How many times have you turned to ice cream or cheesecake at the end of a bad day? Your emotional health has a direct impact on how you experience food. This is according to new research from the University of Wurzburg in Germany, which found that you eat fatty foods when you’re feeling down because you’re less likely to taste the fat in food.


For the study, a group of volunteers sampled a variety of creamy drinks that contained different amounts of fat. However, before they did so, they were shown three different videos; one depicting a happy scene, one depicting a sad scene, and one depicting a neutral scene. While the latter video had no influence on the volunteers’ taste buds, the participants were less able to tell the drinks apart after watching the two emotional clips. This means that your emotions impact your sensory perceptions of food, and what you really need has nothing to do with cheesecake. If you can break this pattern of emotional eating, you can drastically influence your wellbeing, so what can you do?

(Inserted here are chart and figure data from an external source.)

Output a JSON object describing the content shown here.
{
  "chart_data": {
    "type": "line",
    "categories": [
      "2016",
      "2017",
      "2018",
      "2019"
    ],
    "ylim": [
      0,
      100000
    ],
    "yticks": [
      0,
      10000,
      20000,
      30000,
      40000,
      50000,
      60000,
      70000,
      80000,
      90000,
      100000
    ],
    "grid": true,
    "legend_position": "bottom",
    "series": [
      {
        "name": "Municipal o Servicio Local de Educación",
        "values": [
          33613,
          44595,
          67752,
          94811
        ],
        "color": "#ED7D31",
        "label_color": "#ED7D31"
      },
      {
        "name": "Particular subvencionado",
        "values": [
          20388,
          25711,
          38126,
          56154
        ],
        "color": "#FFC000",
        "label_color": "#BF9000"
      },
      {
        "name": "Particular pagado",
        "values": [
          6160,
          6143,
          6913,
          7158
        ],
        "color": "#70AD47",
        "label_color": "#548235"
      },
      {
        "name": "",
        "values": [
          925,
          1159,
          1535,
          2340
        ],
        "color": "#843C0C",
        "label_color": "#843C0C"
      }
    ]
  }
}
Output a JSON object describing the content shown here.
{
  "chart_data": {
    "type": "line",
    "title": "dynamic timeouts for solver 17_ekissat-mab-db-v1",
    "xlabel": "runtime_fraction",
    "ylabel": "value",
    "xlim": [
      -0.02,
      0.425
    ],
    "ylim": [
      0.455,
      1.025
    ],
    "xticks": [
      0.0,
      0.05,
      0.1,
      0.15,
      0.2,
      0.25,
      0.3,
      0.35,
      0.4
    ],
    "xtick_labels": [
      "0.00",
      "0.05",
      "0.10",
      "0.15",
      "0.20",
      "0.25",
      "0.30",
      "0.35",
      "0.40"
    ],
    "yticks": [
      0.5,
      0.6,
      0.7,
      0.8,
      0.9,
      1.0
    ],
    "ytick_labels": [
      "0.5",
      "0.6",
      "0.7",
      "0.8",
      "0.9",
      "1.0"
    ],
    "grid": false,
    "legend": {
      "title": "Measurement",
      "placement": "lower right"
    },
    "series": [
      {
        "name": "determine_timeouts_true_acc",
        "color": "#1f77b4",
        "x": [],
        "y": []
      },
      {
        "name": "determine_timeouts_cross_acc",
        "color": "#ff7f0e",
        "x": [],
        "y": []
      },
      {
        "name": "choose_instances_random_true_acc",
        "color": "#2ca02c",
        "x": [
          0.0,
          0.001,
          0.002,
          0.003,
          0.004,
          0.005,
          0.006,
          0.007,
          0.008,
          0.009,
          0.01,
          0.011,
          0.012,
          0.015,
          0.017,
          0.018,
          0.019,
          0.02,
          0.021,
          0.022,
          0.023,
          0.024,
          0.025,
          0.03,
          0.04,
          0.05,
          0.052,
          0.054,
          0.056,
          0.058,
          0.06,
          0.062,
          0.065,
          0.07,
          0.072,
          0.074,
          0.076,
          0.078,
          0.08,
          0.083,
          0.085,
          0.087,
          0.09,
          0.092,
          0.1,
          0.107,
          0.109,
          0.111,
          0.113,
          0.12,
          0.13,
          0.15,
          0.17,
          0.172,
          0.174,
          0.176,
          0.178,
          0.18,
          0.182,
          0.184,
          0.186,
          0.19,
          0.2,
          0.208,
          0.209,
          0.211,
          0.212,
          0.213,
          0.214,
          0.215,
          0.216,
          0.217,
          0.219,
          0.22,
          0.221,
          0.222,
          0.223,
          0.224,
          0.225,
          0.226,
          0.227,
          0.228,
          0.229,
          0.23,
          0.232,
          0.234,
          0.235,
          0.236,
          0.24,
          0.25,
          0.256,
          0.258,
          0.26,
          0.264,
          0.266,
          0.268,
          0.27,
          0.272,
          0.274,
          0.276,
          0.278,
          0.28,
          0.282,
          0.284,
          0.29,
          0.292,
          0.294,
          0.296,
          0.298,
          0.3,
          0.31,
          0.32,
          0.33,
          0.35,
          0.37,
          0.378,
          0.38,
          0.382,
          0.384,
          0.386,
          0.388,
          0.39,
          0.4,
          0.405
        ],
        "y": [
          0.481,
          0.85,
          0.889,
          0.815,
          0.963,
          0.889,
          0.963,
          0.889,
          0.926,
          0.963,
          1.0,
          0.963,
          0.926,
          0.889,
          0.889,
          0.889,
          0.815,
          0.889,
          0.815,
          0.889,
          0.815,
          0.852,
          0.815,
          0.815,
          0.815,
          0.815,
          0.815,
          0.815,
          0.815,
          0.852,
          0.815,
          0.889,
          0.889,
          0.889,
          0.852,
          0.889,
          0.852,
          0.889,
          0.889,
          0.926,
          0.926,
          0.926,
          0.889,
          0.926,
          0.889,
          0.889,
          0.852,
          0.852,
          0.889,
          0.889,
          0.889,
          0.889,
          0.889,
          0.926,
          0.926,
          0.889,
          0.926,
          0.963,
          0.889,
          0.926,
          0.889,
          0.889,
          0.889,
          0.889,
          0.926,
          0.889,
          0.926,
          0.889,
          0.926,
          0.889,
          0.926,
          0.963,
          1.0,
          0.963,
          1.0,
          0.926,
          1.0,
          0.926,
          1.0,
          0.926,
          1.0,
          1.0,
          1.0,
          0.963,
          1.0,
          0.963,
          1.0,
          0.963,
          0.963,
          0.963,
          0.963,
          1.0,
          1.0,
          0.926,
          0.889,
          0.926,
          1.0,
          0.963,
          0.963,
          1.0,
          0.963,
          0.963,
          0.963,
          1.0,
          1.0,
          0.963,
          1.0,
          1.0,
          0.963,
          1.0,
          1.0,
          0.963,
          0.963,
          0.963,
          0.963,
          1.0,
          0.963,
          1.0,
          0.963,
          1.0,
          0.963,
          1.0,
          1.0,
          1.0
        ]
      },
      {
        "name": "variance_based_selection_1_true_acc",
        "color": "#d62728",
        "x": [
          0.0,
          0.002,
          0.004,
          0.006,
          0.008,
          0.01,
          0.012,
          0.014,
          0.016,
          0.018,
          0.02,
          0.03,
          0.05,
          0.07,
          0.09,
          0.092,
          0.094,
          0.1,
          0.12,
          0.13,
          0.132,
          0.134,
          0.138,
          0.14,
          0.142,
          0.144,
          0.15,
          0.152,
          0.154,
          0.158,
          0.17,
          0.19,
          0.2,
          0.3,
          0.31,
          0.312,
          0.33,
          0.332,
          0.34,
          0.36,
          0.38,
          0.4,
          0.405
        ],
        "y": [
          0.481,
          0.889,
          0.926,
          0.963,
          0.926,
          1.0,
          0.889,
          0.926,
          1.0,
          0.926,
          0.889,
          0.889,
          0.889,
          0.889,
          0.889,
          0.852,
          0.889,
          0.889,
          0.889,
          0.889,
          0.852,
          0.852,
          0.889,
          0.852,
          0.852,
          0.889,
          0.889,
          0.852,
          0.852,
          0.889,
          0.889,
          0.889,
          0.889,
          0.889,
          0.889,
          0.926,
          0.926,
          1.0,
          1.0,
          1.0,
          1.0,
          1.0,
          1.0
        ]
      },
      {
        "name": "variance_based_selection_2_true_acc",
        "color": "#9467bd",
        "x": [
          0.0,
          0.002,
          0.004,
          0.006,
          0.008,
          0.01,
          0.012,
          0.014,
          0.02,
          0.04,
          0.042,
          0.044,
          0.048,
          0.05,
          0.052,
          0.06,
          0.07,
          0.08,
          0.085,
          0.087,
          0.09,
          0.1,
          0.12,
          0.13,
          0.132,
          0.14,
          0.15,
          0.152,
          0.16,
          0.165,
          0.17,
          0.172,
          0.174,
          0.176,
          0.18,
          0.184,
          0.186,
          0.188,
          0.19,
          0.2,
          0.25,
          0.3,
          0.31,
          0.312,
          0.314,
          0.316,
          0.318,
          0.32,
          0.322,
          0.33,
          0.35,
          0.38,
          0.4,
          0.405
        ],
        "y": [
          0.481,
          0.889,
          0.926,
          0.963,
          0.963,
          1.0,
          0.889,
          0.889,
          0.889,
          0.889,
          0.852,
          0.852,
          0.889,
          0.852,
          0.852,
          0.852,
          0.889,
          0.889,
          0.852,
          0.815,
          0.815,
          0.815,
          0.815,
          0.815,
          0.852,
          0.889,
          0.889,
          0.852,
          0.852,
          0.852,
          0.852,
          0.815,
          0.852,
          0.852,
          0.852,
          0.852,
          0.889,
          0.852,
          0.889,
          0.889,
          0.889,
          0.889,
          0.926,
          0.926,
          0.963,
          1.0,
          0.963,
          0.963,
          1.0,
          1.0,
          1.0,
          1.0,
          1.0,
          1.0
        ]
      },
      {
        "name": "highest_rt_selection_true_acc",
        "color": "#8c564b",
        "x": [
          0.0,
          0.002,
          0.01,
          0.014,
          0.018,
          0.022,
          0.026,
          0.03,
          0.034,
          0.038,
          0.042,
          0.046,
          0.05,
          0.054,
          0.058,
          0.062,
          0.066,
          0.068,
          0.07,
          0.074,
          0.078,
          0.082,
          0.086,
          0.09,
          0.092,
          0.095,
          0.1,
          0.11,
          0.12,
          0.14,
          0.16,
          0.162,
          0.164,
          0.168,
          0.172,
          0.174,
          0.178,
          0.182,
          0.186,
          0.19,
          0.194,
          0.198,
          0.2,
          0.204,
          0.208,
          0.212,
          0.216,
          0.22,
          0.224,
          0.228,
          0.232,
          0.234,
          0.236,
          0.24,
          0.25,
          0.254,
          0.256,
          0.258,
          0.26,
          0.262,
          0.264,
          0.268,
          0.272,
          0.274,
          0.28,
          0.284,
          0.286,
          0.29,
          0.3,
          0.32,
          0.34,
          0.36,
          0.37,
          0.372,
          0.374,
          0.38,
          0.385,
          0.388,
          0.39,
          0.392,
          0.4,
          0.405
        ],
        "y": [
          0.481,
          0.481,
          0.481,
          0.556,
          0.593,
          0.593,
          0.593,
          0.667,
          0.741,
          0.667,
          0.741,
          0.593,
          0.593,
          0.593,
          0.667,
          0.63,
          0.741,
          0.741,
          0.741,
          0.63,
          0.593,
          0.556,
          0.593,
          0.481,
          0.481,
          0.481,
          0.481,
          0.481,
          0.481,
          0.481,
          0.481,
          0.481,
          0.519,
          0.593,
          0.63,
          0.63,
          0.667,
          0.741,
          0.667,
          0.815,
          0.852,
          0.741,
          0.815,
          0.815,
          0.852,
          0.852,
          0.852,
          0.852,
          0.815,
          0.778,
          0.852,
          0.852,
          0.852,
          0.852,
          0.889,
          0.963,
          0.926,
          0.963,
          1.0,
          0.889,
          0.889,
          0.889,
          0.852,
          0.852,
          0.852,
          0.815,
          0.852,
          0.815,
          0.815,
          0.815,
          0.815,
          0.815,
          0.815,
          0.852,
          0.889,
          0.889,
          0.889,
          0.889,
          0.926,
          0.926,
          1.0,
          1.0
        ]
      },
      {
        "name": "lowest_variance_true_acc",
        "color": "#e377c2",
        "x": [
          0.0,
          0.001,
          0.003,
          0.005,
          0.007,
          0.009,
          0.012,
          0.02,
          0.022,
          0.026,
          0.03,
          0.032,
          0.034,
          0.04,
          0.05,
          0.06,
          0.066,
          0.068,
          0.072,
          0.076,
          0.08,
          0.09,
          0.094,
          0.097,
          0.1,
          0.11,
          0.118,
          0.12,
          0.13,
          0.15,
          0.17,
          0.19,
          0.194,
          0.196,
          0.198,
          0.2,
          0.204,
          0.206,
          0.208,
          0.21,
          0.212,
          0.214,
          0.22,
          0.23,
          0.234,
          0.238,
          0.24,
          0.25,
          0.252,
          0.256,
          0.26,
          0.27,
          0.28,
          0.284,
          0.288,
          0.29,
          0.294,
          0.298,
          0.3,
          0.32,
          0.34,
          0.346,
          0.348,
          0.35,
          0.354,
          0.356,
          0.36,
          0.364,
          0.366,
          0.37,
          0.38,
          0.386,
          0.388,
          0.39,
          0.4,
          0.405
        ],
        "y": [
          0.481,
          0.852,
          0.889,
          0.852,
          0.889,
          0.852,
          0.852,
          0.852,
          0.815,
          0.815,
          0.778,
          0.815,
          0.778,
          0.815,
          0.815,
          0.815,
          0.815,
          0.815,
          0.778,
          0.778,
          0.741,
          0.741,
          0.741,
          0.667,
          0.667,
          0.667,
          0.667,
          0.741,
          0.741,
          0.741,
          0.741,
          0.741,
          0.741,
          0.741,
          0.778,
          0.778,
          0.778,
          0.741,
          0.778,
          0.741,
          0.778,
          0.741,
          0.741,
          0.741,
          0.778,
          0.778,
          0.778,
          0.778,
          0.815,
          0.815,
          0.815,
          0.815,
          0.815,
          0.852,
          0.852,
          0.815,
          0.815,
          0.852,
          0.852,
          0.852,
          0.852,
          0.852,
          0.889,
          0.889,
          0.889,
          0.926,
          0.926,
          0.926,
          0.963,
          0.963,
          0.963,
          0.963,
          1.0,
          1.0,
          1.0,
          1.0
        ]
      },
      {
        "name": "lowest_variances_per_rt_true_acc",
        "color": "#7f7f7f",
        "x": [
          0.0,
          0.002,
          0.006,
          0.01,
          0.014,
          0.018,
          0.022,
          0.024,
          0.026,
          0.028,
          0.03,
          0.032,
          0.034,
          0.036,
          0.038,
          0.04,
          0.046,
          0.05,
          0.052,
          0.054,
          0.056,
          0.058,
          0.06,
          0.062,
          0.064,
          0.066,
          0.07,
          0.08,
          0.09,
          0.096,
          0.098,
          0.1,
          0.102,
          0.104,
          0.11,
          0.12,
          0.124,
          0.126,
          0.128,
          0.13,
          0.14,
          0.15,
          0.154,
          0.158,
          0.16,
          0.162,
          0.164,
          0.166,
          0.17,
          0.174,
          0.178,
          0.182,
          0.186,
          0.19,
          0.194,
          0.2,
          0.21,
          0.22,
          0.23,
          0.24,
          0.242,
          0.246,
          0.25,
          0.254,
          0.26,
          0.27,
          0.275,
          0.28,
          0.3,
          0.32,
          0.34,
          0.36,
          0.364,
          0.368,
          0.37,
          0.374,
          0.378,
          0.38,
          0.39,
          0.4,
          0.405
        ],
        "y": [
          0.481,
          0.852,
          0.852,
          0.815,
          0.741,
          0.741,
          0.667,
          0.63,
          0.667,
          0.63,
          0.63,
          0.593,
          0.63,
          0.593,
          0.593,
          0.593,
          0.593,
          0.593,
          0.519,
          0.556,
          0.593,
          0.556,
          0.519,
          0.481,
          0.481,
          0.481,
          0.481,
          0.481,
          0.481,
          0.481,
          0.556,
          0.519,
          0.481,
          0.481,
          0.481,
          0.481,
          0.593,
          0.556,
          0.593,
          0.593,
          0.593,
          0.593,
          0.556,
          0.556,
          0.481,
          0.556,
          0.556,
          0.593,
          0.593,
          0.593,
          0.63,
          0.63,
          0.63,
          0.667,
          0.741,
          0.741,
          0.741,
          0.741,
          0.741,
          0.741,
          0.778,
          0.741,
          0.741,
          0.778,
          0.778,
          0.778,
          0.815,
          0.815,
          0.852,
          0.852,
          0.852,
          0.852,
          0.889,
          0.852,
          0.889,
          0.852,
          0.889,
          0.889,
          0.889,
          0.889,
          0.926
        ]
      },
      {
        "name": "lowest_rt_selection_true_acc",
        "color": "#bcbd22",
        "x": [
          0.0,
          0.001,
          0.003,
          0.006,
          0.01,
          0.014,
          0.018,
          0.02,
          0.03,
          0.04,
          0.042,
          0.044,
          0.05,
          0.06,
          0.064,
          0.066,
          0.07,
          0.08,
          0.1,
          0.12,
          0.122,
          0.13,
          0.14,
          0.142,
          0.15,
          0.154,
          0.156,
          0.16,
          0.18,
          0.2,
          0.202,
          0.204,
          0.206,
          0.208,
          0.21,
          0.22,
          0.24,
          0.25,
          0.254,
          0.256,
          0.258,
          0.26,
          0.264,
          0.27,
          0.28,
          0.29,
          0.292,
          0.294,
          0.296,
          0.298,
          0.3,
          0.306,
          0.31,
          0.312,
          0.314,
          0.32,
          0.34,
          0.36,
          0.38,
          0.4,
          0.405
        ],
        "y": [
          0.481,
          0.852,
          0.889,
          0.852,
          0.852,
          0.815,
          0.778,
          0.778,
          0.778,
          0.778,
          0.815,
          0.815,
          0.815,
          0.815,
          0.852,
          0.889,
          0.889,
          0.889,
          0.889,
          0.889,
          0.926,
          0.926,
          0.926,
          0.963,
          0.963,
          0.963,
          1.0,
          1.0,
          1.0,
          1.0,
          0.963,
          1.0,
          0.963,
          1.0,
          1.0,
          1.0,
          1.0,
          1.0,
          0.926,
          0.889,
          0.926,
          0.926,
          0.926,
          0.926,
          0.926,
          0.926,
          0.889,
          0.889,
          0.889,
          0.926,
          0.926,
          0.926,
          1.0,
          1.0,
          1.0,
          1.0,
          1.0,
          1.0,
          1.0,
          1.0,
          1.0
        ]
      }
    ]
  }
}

According to registered dietician Cynthia Sass, who has master’s degrees in both nutrition science and public health, ‘Whether you’re walking around with anger, sadness, or anxiety bottled up inside, allowing it to fester ups the chances that you’ll use food to detach, or stuff it back down. For this reason, I often advise my clients to find healthy ways to release their feelings, like watching a tearjerker to have a good cry, or furiously scrubbing the tub to let out aggression.’


Still, when you’re watching that tearjerker, it can be tempting to grab that bar of chocolate sitting in the fridge. Cynthia says, ‘Over the years I’ve had numerous clients tell me that they can’t keep certain foods around, because if they’re there, they’ll eat them, especially when they’re emotional.’ Banishing fatty foods can be difficult when you don’t live alone, but Cynthia advises ‘making them harder to get to. Research shows (and my own experience confirms) that the fewer steps you have to go through to get to a food, the more likely you are to eat it, and vice versa.’ So put your cookies in another bag, then in a sealed container, and then up on a high shelf that’s hard to reach. After that, are you really going to go to all the bother of getting them out again?